Of Existential Vacuum, Logotherapy, and a Fusion of Pauline and Stoic Philosophies…

Adeyemi Adediran
3 min readJul 7, 2018
Seneca the Younger (Roman, Stoic Philosopher, Statesman, Dramatist).

Man’s greatest fear is not death. He fears death mostly because he is unsure whether it is truly the end or if something lies after it. He fears death because he wonders — even if only subconsciously — whether this life is all there is. He also fears death mainly if he feels that he has more yet to accomplish amongst the living. Thus, what man really fears is uncertainty, and the absence — or seeming absence — of meaning. I say “seeming absence” because meaning is never absent; although man may not recognize its presence.

Man constantly searches for meaning: in himself, in a god, in the universe, even by pursuing his banal day-to-day activities. He works because he seeks money, but money itself is rarely a goal. It is a tool. It signifies his sense of self-worth, or it is a way for him to leave his mark on the world. The desire to leave his mark on the world may not be unconnected from his craving for a high self-worth.

Thus, at the fundament, all that man does is in pursuit of a meaningful role for himself in the world. He does not wish merely to be an object; he wants to be a subject. He wishes to have agency, to have some control over what happens to him and avoid the untethering effects of the fickle winds of fate. He is only afraid of the future because he cannot control it. He is afraid of the past only if it can collide with the future. He has no regrets about past deeds unless those deeds can somehow make a “meaningful” future impossible.

Unless man finds some certitude: in himself or a higher power, he becomes unable to see meaning in a life in a constant flux. He thinks himself helpless, but he attempts to repel this helplessness by embracing a nihilistic pursuit of pleasure or a masochistic dependence on pain as a reminder of his humanity. In his pursuit of pleasure, he maintains what to him is some control over his life: “I’ll do as I please; I’ll sleep around if I so please; I’ll drink and ingest hard drugs if I so please.” His embrace of pain, not as information to adapt to, but as a thing to enjoy, also makes him feel less like an object without agency. He says, “I am in pain because I love it. I could change this, but I am CHOOSING not to. I can choose.” He wants to believe this, maybe he even does.

Yes, man can choose.
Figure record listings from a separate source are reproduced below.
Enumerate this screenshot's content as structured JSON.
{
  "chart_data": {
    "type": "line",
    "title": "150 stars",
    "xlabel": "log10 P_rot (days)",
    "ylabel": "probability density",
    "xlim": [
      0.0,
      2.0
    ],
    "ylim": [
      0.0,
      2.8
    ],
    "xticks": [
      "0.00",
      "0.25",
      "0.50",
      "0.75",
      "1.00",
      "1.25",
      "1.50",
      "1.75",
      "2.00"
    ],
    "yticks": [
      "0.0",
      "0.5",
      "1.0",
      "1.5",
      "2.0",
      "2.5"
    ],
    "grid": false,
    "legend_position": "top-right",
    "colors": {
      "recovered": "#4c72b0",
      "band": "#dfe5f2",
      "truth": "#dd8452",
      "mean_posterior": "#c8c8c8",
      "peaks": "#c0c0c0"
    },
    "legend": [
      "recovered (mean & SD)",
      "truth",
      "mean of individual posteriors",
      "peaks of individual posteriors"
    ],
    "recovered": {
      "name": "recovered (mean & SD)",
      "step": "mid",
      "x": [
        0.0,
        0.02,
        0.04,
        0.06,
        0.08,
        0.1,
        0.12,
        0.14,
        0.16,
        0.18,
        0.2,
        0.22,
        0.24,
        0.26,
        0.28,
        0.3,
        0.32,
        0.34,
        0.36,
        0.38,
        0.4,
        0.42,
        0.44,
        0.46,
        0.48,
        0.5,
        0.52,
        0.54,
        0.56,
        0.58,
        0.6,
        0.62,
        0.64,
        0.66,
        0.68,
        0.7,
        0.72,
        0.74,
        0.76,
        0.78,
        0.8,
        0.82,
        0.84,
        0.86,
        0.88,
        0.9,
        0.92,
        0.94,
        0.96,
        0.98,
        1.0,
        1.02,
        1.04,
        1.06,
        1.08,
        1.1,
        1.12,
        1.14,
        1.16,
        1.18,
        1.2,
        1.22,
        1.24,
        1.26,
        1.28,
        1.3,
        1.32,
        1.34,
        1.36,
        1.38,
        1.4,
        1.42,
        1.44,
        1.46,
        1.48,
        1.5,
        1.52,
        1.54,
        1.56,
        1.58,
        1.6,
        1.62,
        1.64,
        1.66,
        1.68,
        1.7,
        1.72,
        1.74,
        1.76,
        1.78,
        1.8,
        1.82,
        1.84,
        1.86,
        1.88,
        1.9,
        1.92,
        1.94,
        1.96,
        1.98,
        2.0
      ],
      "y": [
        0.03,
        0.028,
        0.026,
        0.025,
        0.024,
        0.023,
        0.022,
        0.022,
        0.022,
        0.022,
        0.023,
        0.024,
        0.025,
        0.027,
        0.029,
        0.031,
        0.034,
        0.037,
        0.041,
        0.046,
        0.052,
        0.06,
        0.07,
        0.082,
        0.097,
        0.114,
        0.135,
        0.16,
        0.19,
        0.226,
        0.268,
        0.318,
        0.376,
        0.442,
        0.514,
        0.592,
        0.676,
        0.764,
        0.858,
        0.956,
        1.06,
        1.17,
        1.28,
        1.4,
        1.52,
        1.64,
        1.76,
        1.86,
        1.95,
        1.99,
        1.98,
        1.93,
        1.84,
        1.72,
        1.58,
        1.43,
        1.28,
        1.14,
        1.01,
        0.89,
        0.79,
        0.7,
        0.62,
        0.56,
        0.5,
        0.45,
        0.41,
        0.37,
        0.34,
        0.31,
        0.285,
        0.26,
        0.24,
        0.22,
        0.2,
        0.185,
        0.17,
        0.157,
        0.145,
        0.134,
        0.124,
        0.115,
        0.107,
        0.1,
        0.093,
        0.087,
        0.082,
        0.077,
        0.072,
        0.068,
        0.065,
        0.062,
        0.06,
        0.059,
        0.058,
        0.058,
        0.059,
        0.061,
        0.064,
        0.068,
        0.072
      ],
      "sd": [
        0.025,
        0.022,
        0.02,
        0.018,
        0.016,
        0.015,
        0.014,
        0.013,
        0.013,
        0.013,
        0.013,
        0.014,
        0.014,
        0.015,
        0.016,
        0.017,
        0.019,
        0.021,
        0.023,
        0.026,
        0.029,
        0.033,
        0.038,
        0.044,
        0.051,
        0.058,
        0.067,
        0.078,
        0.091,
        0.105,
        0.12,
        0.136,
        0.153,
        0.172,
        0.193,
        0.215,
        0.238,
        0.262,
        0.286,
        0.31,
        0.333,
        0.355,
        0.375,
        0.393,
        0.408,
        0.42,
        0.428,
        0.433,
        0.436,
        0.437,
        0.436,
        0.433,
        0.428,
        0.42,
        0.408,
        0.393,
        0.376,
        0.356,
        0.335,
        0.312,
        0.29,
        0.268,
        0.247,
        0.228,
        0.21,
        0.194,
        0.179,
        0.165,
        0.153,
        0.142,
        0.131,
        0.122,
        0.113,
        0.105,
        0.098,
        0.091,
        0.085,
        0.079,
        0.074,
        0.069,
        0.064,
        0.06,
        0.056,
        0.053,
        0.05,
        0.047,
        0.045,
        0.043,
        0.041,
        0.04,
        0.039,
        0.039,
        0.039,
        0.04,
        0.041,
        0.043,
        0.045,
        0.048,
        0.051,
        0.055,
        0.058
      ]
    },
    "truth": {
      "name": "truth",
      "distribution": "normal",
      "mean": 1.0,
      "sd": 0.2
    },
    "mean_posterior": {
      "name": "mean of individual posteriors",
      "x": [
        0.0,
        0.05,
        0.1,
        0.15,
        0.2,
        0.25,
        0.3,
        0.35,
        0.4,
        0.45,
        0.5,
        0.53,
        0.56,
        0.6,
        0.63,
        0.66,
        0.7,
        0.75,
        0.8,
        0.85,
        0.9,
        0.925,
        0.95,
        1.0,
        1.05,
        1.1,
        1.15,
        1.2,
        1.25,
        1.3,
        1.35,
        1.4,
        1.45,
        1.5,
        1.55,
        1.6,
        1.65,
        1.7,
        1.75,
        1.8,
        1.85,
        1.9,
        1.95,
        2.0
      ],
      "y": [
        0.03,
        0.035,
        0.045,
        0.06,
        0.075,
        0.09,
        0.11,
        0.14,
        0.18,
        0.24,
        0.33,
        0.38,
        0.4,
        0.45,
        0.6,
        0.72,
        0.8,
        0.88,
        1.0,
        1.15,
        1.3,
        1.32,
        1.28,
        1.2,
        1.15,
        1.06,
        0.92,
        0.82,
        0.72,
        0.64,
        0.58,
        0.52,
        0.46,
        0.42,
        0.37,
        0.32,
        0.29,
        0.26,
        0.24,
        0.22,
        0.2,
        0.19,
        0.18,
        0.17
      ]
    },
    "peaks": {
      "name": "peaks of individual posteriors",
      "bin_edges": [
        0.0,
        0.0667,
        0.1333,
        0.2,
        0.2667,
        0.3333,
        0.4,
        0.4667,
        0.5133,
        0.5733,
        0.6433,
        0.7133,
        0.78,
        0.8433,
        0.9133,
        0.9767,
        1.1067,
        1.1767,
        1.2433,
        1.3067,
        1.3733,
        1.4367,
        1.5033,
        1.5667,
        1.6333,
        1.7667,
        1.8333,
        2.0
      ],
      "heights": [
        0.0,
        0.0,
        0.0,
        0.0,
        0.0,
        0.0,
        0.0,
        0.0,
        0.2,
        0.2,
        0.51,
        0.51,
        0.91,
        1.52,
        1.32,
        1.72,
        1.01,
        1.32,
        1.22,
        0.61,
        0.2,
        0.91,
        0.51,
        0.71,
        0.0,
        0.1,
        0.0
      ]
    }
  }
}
But what is it that man ought to choose? Man ought to choose not to be, so he can be. He ought to kill the ego so it can rise, tall and able to withstand the flux of life. Man ought to care less for himself, so he can care more for himself; man should kill his pride, so he can have a higher sense of his own worth. The man,who cares nothing for how other men see him, and who mainly does his duty without artifice, can never have his sense of self shaken by external stimuli.

Man ought to see the good and the bad side of nature as an opportunity to be the best version of himself. The best version of man does not accept pain as joy; he pushes through pain to find joy. Yes, he bears his burdens with calmness, but he does not accept the hands that fate has supposedly dealt him without trying to change it. But even as he endeavors to change the hands that fate has dealt him, his existential crisis does not wipe his smile from his face. Because he knows that his joy is not in overcoming pain itself, it is in the striving to do so without losing equanimity. He is the best version of himself when he can keep his soul balanced, even amid suffering.

Man’s fear is mainly that he will never be the best version of himself. The best version of man is not in how much money or how much influence he has. The best version of man is in how calmly and graciously he pushes through pain to find joy.